While most of Atlanta was reveling last fall in the fanfare surrounding preparations for the 1996 Olympics, the school system’s transportation director was in dire straits. On the worst day in the months leading up to this past summer’s two-week event, John Williams had 45 school bus routes without drivers.
Lured by higher salaries and the excitement of the Games, the district’s drivers had flocked en masse to jobs escorting the thousands of visitors to the city.
But Mr. Williams’ problem was only temporary. When the Games ended, drivers returned to their district jobs, which pay $11 to $16 per hour with full benefits.
In other districts across the country, school transportation officials have raised salaries, guaranteed work hours, and offered signing bonuses in an effort to attract drivers. But low pay, strict licensing and drug-testing requirements, and the problems that arise from escorting as many as 70 children to school make it difficult to attract qualified applicants.
In some areas, the competition to entice drivers is stiff. Last month nearly 1,000 of the 50,000 students who take the bus in Chicago were stranded after the first day of school ended because 35 of the district’s 1,900 drivers had not shown up for work. Some of the drivers had been lured away by rival companies with the promise of higher pay and better benefits.
Battling the Shortage
The task of transporting more than 24 million children on roughly 400,000 buses nationwide to school each morning has gotten more challenging in the past few years, according to Karen E. Finkel, the executive director of the National School Transportation Association, which represents private school bus contractors.
“Two years ago there was a wake-up call when universally all across the country it became more difficult finding qualified drivers,” Ms. Finkel said. Tough new state and federal laws requiring background checks, drug testing, and stricter licensing provisions for school bus drivers have made the hiring process more lengthy.
Ben Reyes, the Chicago school system’s chief operating officer, said the crisis there is over, in part because of efforts to speed background checks. School officials now are working their way through a waiting list of 900 applicants.
In other cities, schools are enlisting office staff to cover routes and spending extra on charter buses.

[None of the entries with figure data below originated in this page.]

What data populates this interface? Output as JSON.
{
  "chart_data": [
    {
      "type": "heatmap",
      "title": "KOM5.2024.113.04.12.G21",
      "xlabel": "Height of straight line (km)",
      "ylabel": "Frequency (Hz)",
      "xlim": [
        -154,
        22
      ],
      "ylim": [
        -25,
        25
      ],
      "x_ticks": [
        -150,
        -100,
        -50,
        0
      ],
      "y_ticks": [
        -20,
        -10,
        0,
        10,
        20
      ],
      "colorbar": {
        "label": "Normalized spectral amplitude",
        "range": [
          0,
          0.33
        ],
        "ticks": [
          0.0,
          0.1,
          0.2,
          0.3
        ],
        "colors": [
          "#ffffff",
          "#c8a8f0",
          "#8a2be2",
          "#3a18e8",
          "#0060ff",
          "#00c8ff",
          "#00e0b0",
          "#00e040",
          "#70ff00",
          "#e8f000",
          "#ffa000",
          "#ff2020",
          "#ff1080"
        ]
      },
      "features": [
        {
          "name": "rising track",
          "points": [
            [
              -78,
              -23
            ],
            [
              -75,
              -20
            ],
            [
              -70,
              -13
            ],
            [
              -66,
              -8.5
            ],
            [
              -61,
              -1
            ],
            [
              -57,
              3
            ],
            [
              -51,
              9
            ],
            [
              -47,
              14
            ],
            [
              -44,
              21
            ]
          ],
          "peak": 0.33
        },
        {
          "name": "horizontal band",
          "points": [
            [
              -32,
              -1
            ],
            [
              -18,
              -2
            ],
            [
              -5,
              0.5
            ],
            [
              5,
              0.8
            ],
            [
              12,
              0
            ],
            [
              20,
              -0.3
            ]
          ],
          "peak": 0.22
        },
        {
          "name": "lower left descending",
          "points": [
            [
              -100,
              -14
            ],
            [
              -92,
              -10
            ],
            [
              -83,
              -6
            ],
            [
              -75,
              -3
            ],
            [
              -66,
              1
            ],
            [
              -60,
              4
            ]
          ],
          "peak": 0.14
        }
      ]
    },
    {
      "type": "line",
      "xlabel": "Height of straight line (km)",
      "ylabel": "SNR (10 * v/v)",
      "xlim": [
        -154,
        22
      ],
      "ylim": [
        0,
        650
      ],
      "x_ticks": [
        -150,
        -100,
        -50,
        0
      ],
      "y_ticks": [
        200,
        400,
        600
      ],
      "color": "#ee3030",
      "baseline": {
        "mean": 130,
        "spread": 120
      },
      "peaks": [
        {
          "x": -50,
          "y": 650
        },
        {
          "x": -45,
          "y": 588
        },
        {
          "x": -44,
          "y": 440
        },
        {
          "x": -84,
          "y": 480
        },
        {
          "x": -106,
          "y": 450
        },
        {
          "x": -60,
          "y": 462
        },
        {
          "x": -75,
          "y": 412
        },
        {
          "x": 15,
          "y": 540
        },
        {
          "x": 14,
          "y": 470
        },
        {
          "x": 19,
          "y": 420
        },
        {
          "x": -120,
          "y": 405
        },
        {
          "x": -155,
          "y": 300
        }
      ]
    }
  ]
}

Each morning in Mount Vernon, Ill., outside of Springfield, Bill Beck, the president of a private bus service that has contracted with local schools for more than 50 years, gathers his drivers. The best may see a different route each day in rural and suburban areas, driving wherever they are needed in the 100-mile service area.
“When I got into the bus business we had a lot of farmers, retired truck drivers, factory workers, and housewives looking for part-time work and extra money,” Mr. Beck said. “Now truck drivers are staying out on the road so long they are not wanting to drive around a bunch of kids when they get off. Farmers have second jobs, and most households are now two-income families.”
Mr. Beck has increased salaries, given attendance awards, and recruited drivers in laundermats and churches.
In Missouri, drivers must obtain a commercial license, demonstrate bus safety, and pass a physical exam. A new state law has eased the shortage somewhat by allowing drivers over age 71 to qualify.
But school transportation officials in many districts do not anticipate a change in the situation any time soon. With low unemployment rates and rising school enrollments in many areas of the country, the job is not the one of choice for enough workers.